SOC 2 for ISVs — A 2026 Refresh of the Series

TL;DR

I originally wrote the 5-part SOC 2 for ISVs series in early 2025. In 2026 I refreshed all five posts: regenerated the imagery for a more modern, consistent look, and revisited the content based on what I actually saw across customer engagements between 2020 and 2025. Up front: I’m an engineer, not a CPA. I just want to ship code. I ended up doing this work because the companies I consulted with needed to sell B2B and couldn’t without it. This refresh adds the honesty that the original series didn’t quite have, plus a per-post update reflecting what’s changed in the field — including the rise of compliance automation vendors, the impact of AI on the workflow, and how identity standards have absorbed a huge chunk of what used to be manual security work.

A note on who’s actually writing this

Let me be honest about my position. I’m not a CPA. I’m an engineer who would rather be writing code than reading the AICPA Trust Services Criteria. I don’t enjoy bureaucracy or paperwork.

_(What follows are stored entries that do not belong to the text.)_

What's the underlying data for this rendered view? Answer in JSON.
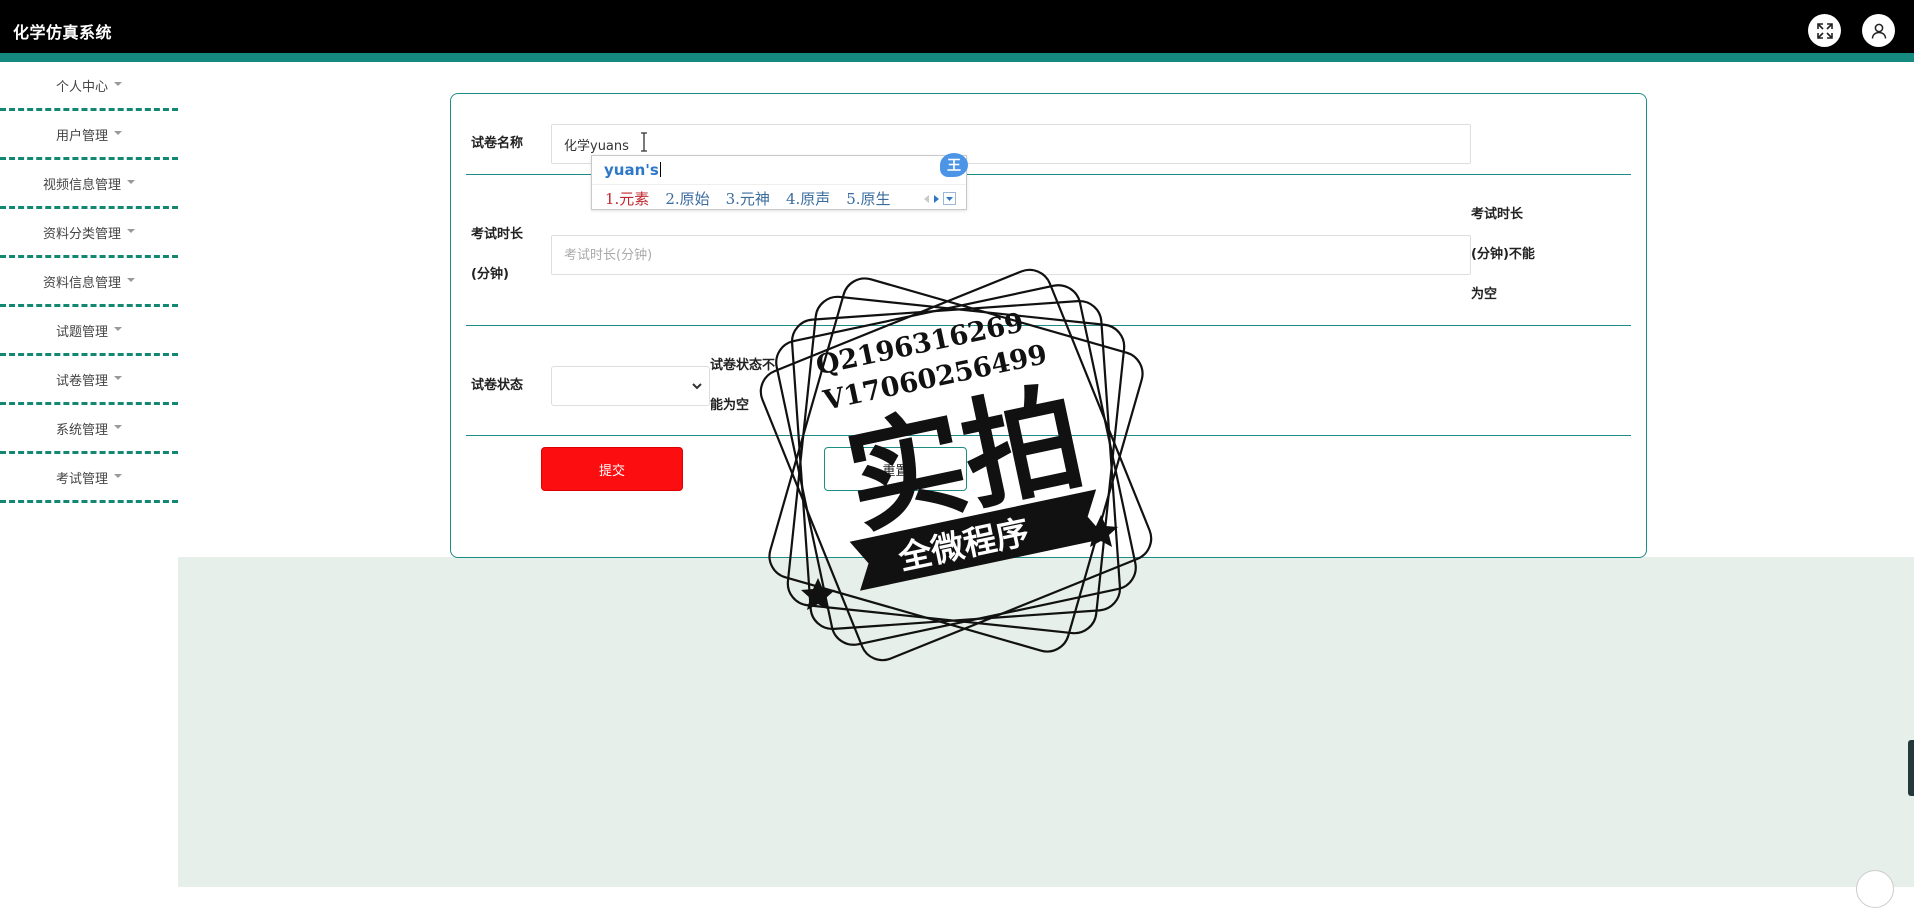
{
  "app": {
    "title": "化学仿真系统"
  },
  "sidebar": {
    "items": [
      {
        "label": "个人中心"
      },
      {
        "label": "用户管理"
      },
      {
        "label": "视频信息管理"
      },
      {
        "label": "资料分类管理"
      },
      {
        "label": "资料信息管理"
      },
      {
        "label": "试题管理"
      },
      {
        "label": "试卷管理"
      },
      {
        "label": "系统管理"
      },
      {
        "label": "考试管理"
      }
    ]
  },
  "form": {
    "name_label": "试卷名称",
    "name_value": "化学yuans",
    "duration_label_line1": "考试时长",
    "duration_label_line2": "(分钟)",
    "duration_placeholder": "考试时长(分钟)",
    "duration_error_line1": "考试时长",
    "duration_error_line2": "(分钟)不能",
    "duration_error_line3": "为空",
    "status_label": "试卷状态",
    "status_value": "",
    "status_error_line1": "试卷状态不",
    "status_error_line2": "能为空",
    "submit_label": "提交",
    "reset_label": "重置"
  },
  "ime": {
    "composition": "yuan's",
    "candidates": [
      "1.元素",
      "2.原始",
      "3.元神",
      "4.原声",
      "5.原生"
    ],
    "logo": "王"
  },
  "watermark": {
    "line1": "Q2196316269",
    "line2": "V17060256499",
    "main": "实拍",
    "banner": "全微程序"
  },
  "colors": {
    "header_bg": "#000000",
    "accent_teal": "#158a80",
    "submit_red": "#fb0d10",
    "content_bg": "#e6efea"
  }
}
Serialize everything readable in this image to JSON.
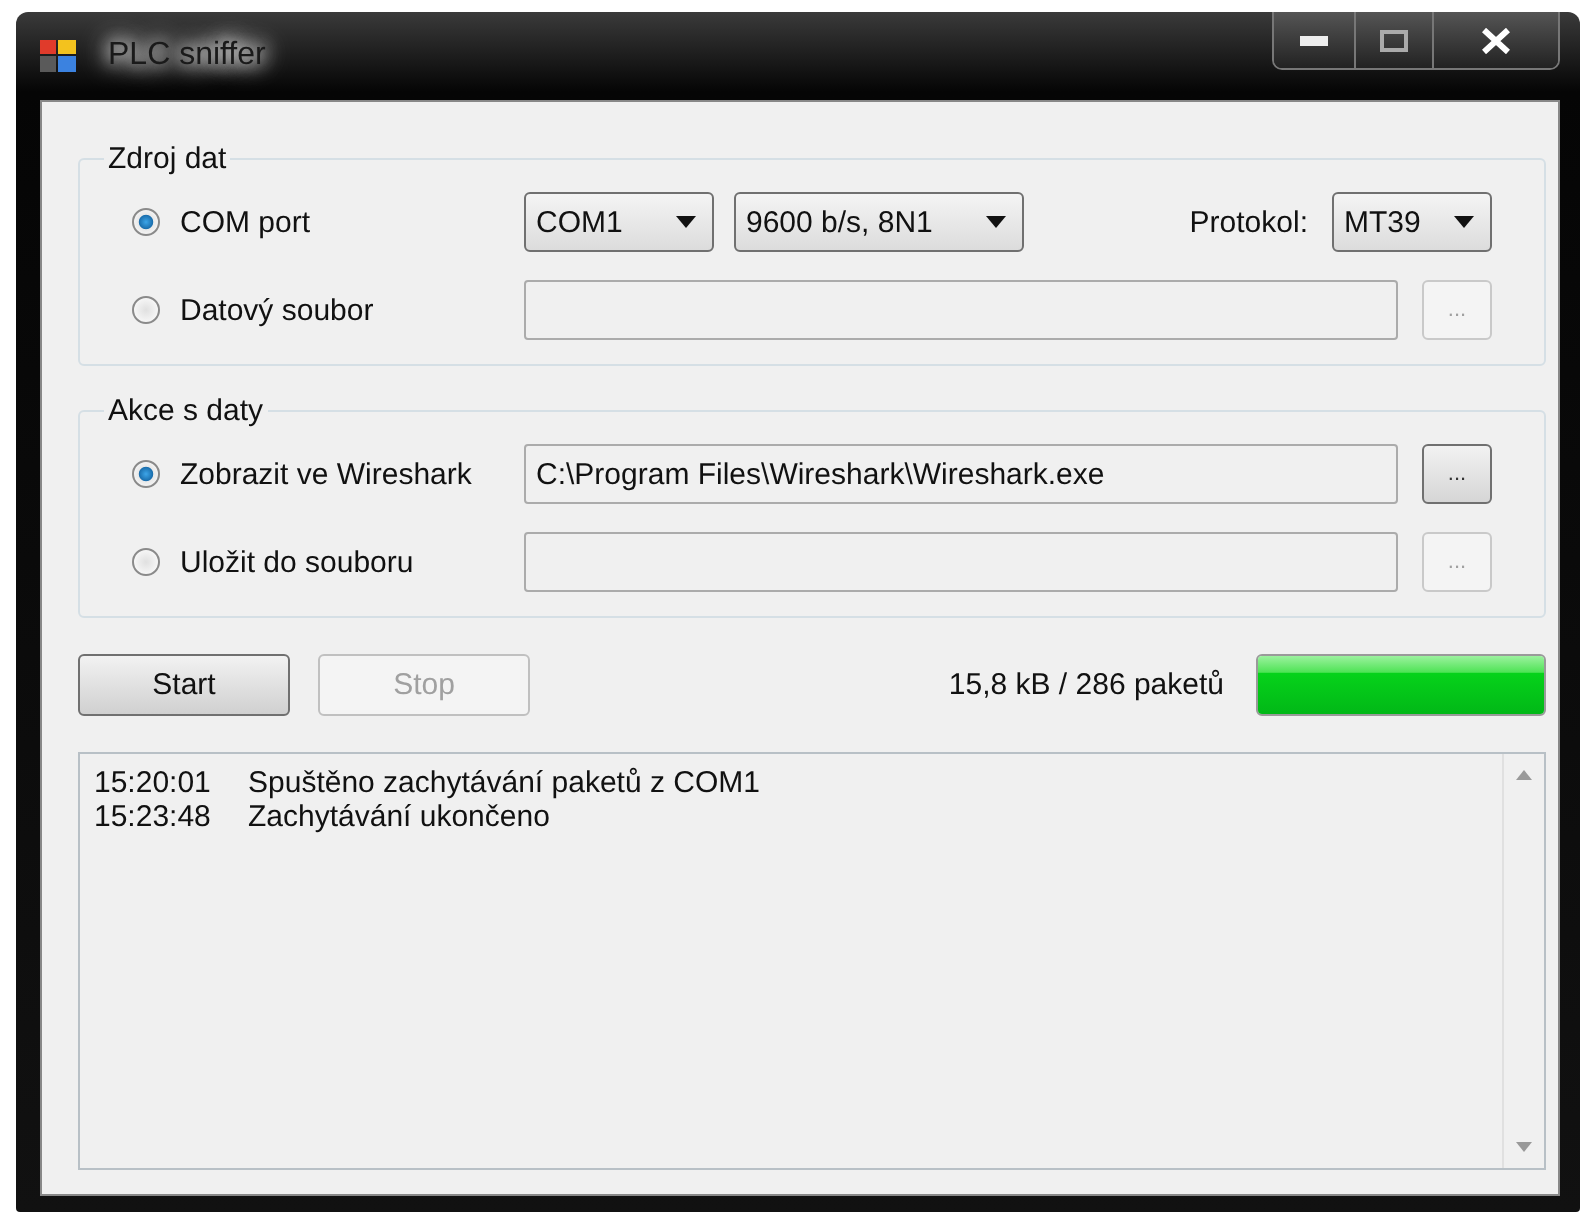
{
  "window": {
    "title": "PLC sniffer"
  },
  "groups": [
    {
      "title": "Zdroj dat",
      "options": [
        {
          "kind": "serial",
          "label": "COM port",
          "selected": true,
          "port": "COM1",
          "speed": "9600 b/s, 8N1",
          "protocol_label": "Protokol:",
          "protocol": "MT39"
        },
        {
          "kind": "file",
          "label": "Datový soubor",
          "selected": false,
          "browse": {
            "label": "...",
            "disabled": true
          }
        }
      ]
    },
    {
      "title": "Akce s daty",
      "options": [
        {
          "kind": "file",
          "label": "Zobrazit ve Wireshark",
          "selected": true,
          "path": "C:\\Program Files\\Wireshark\\Wireshark.exe",
          "browse": {
            "label": "...",
            "disabled": false
          }
        },
        {
          "kind": "file",
          "label": "Uložit do souboru",
          "selected": false,
          "browse": {
            "label": "...",
            "disabled": true
          }
        }
      ]
    }
  ],
  "buttons": [
    {
      "label": "Start",
      "disabled": false
    },
    {
      "label": "Stop",
      "disabled": true
    }
  ],
  "status": "15,8 kB / 286 paketů",
  "progress": {
    "level": 1
  },
  "log": [
    {
      "time": "15:20:01",
      "message": "Spuštěno zachytávání paketů z COM1"
    },
    {
      "time": "15:23:48",
      "message": "Zachytávání ukončeno"
    }
  ]
}
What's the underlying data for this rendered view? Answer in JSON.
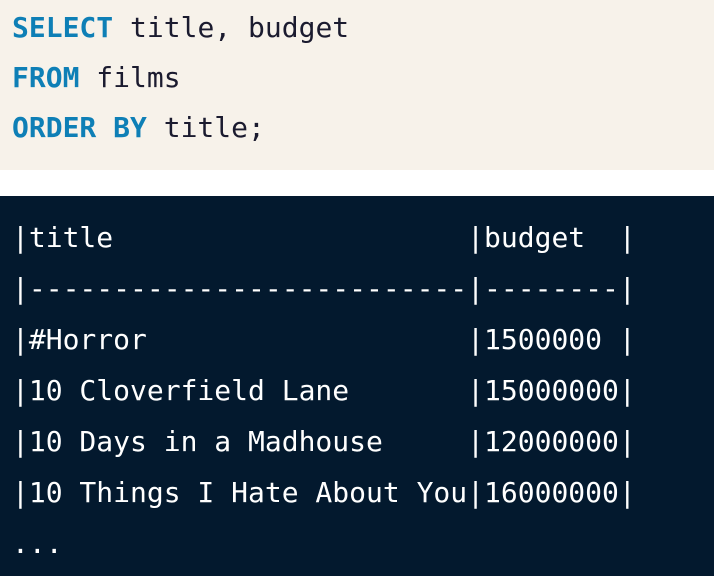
{
  "query": {
    "lines": [
      {
        "keyword": "SELECT",
        "rest": " title, budget"
      },
      {
        "keyword": "FROM",
        "rest": " films"
      },
      {
        "keyword": "ORDER BY",
        "rest": " title;"
      }
    ]
  },
  "results": {
    "lines": [
      "|title                     |budget  |",
      "|--------------------------|--------|",
      "|#Horror                   |1500000 |",
      "|10 Cloverfield Lane       |15000000|",
      "|10 Days in a Madhouse     |12000000|",
      "|10 Things I Hate About You|16000000|",
      "..."
    ]
  },
  "colors": {
    "query_background": "#f7f2ea",
    "keyword": "#0e7fb6",
    "result_background": "#03192e",
    "result_text": "#ffffff"
  }
}
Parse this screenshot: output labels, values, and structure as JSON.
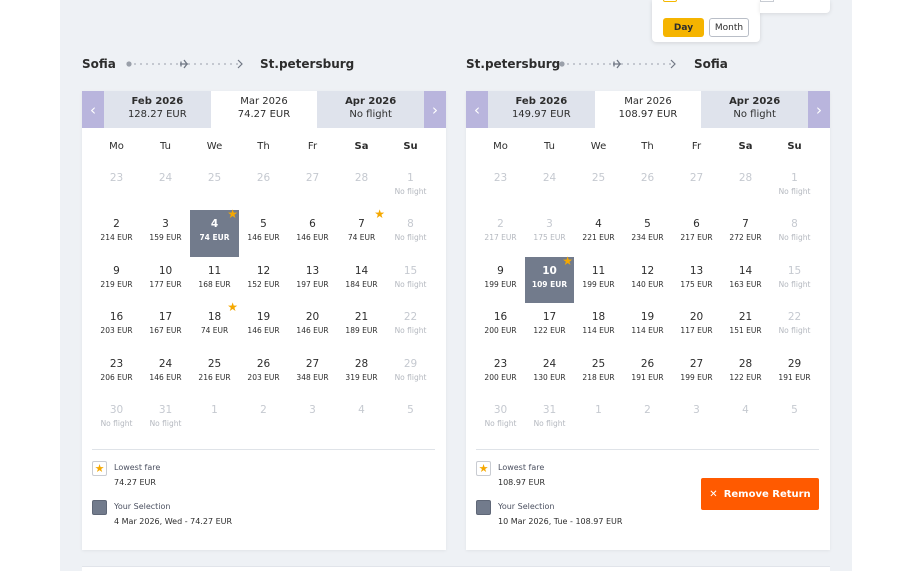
{
  "view_toggle": {
    "day_label": "Day",
    "month_label": "Month"
  },
  "outbound": {
    "from": "Sofia",
    "to": "St.petersburg",
    "months": [
      {
        "name": "Feb 2026",
        "price": "128.27 EUR"
      },
      {
        "name": "Mar 2026",
        "price": "74.27 EUR"
      },
      {
        "name": "Apr 2026",
        "price": "No flight"
      }
    ],
    "weekdays": [
      "Mo",
      "Tu",
      "We",
      "Th",
      "Fr",
      "Sa",
      "Su"
    ],
    "days": [
      {
        "d": "23",
        "p": "",
        "s": "muted"
      },
      {
        "d": "24",
        "p": "",
        "s": "muted"
      },
      {
        "d": "25",
        "p": "",
        "s": "muted"
      },
      {
        "d": "26",
        "p": "",
        "s": "muted"
      },
      {
        "d": "27",
        "p": "",
        "s": "muted"
      },
      {
        "d": "28",
        "p": "",
        "s": "muted"
      },
      {
        "d": "1",
        "p": "No flight",
        "s": "nf"
      },
      {
        "d": "2",
        "p": "214 EUR"
      },
      {
        "d": "3",
        "p": "159 EUR"
      },
      {
        "d": "4",
        "p": "74 EUR",
        "s": "sel",
        "star": true
      },
      {
        "d": "5",
        "p": "146 EUR"
      },
      {
        "d": "6",
        "p": "146 EUR"
      },
      {
        "d": "7",
        "p": "74 EUR",
        "star": true
      },
      {
        "d": "8",
        "p": "No flight",
        "s": "nf"
      },
      {
        "d": "9",
        "p": "219 EUR"
      },
      {
        "d": "10",
        "p": "177 EUR"
      },
      {
        "d": "11",
        "p": "168 EUR"
      },
      {
        "d": "12",
        "p": "152 EUR"
      },
      {
        "d": "13",
        "p": "197 EUR"
      },
      {
        "d": "14",
        "p": "184 EUR"
      },
      {
        "d": "15",
        "p": "No flight",
        "s": "nf"
      },
      {
        "d": "16",
        "p": "203 EUR"
      },
      {
        "d": "17",
        "p": "167 EUR"
      },
      {
        "d": "18",
        "p": "74 EUR",
        "star": true
      },
      {
        "d": "19",
        "p": "146 EUR"
      },
      {
        "d": "20",
        "p": "146 EUR"
      },
      {
        "d": "21",
        "p": "189 EUR"
      },
      {
        "d": "22",
        "p": "No flight",
        "s": "nf"
      },
      {
        "d": "23",
        "p": "206 EUR"
      },
      {
        "d": "24",
        "p": "146 EUR"
      },
      {
        "d": "25",
        "p": "216 EUR"
      },
      {
        "d": "26",
        "p": "203 EUR"
      },
      {
        "d": "27",
        "p": "348 EUR"
      },
      {
        "d": "28",
        "p": "319 EUR"
      },
      {
        "d": "29",
        "p": "No flight",
        "s": "nf"
      },
      {
        "d": "30",
        "p": "No flight",
        "s": "nf"
      },
      {
        "d": "31",
        "p": "No flight",
        "s": "nf"
      },
      {
        "d": "1",
        "p": "",
        "s": "muted"
      },
      {
        "d": "2",
        "p": "",
        "s": "muted"
      },
      {
        "d": "3",
        "p": "",
        "s": "muted"
      },
      {
        "d": "4",
        "p": "",
        "s": "muted"
      },
      {
        "d": "5",
        "p": "",
        "s": "muted"
      }
    ],
    "legend": {
      "lowest_label": "Lowest fare",
      "lowest_value": "74.27 EUR",
      "selection_label": "Your Selection",
      "selection_value": "4 Mar 2026, Wed - 74.27 EUR"
    }
  },
  "return": {
    "from": "St.petersburg",
    "to": "Sofia",
    "months": [
      {
        "name": "Feb 2026",
        "price": "149.97 EUR"
      },
      {
        "name": "Mar 2026",
        "price": "108.97 EUR"
      },
      {
        "name": "Apr 2026",
        "price": "No flight"
      }
    ],
    "weekdays": [
      "Mo",
      "Tu",
      "We",
      "Th",
      "Fr",
      "Sa",
      "Su"
    ],
    "days": [
      {
        "d": "23",
        "p": "",
        "s": "muted"
      },
      {
        "d": "24",
        "p": "",
        "s": "muted"
      },
      {
        "d": "25",
        "p": "",
        "s": "muted"
      },
      {
        "d": "26",
        "p": "",
        "s": "muted"
      },
      {
        "d": "27",
        "p": "",
        "s": "muted"
      },
      {
        "d": "28",
        "p": "",
        "s": "muted"
      },
      {
        "d": "1",
        "p": "No flight",
        "s": "nf"
      },
      {
        "d": "2",
        "p": "217 EUR",
        "s": "muted"
      },
      {
        "d": "3",
        "p": "175 EUR",
        "s": "muted"
      },
      {
        "d": "4",
        "p": "221 EUR"
      },
      {
        "d": "5",
        "p": "234 EUR"
      },
      {
        "d": "6",
        "p": "217 EUR"
      },
      {
        "d": "7",
        "p": "272 EUR"
      },
      {
        "d": "8",
        "p": "No flight",
        "s": "nf"
      },
      {
        "d": "9",
        "p": "199 EUR"
      },
      {
        "d": "10",
        "p": "109 EUR",
        "s": "sel",
        "star": true
      },
      {
        "d": "11",
        "p": "199 EUR"
      },
      {
        "d": "12",
        "p": "140 EUR"
      },
      {
        "d": "13",
        "p": "175 EUR"
      },
      {
        "d": "14",
        "p": "163 EUR"
      },
      {
        "d": "15",
        "p": "No flight",
        "s": "nf"
      },
      {
        "d": "16",
        "p": "200 EUR"
      },
      {
        "d": "17",
        "p": "122 EUR"
      },
      {
        "d": "18",
        "p": "114 EUR"
      },
      {
        "d": "19",
        "p": "114 EUR"
      },
      {
        "d": "20",
        "p": "117 EUR"
      },
      {
        "d": "21",
        "p": "151 EUR"
      },
      {
        "d": "22",
        "p": "No flight",
        "s": "nf"
      },
      {
        "d": "23",
        "p": "200 EUR"
      },
      {
        "d": "24",
        "p": "130 EUR"
      },
      {
        "d": "25",
        "p": "218 EUR"
      },
      {
        "d": "26",
        "p": "191 EUR"
      },
      {
        "d": "27",
        "p": "199 EUR"
      },
      {
        "d": "28",
        "p": "122 EUR"
      },
      {
        "d": "29",
        "p": "191 EUR"
      },
      {
        "d": "30",
        "p": "No flight",
        "s": "nf"
      },
      {
        "d": "31",
        "p": "No flight",
        "s": "nf"
      },
      {
        "d": "1",
        "p": "",
        "s": "muted"
      },
      {
        "d": "2",
        "p": "",
        "s": "muted"
      },
      {
        "d": "3",
        "p": "",
        "s": "muted"
      },
      {
        "d": "4",
        "p": "",
        "s": "muted"
      },
      {
        "d": "5",
        "p": "",
        "s": "muted"
      }
    ],
    "legend": {
      "lowest_label": "Lowest fare",
      "lowest_value": "108.97 EUR",
      "selection_label": "Your Selection",
      "selection_value": "10 Mar 2026, Tue - 108.97 EUR"
    },
    "remove_label": "Remove Return"
  },
  "colors": {
    "accent_nav": "#b9b5dd",
    "selected": "#727b8c",
    "star": "#f5a800",
    "remove_button": "#ff5a00",
    "day_button": "#f5b400"
  },
  "icons": {
    "nav_prev": "chevron-left-icon",
    "nav_next": "chevron-right-icon",
    "star": "star-icon",
    "route": "plane-icon",
    "remove": "close-icon"
  }
}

I ended up deep in SOC 2 — and SOC 1, SOC 2 Type I, SOC 2 Type II, and even the less-common SOC 3 — because the companies I consulted with needed those reports to sell B2B. PII safety, control evidence, audit trails: these were table stakes for the deals their sales teams wanted to close. So somebody had to make sure the technical side held up. That somebody, often, was me.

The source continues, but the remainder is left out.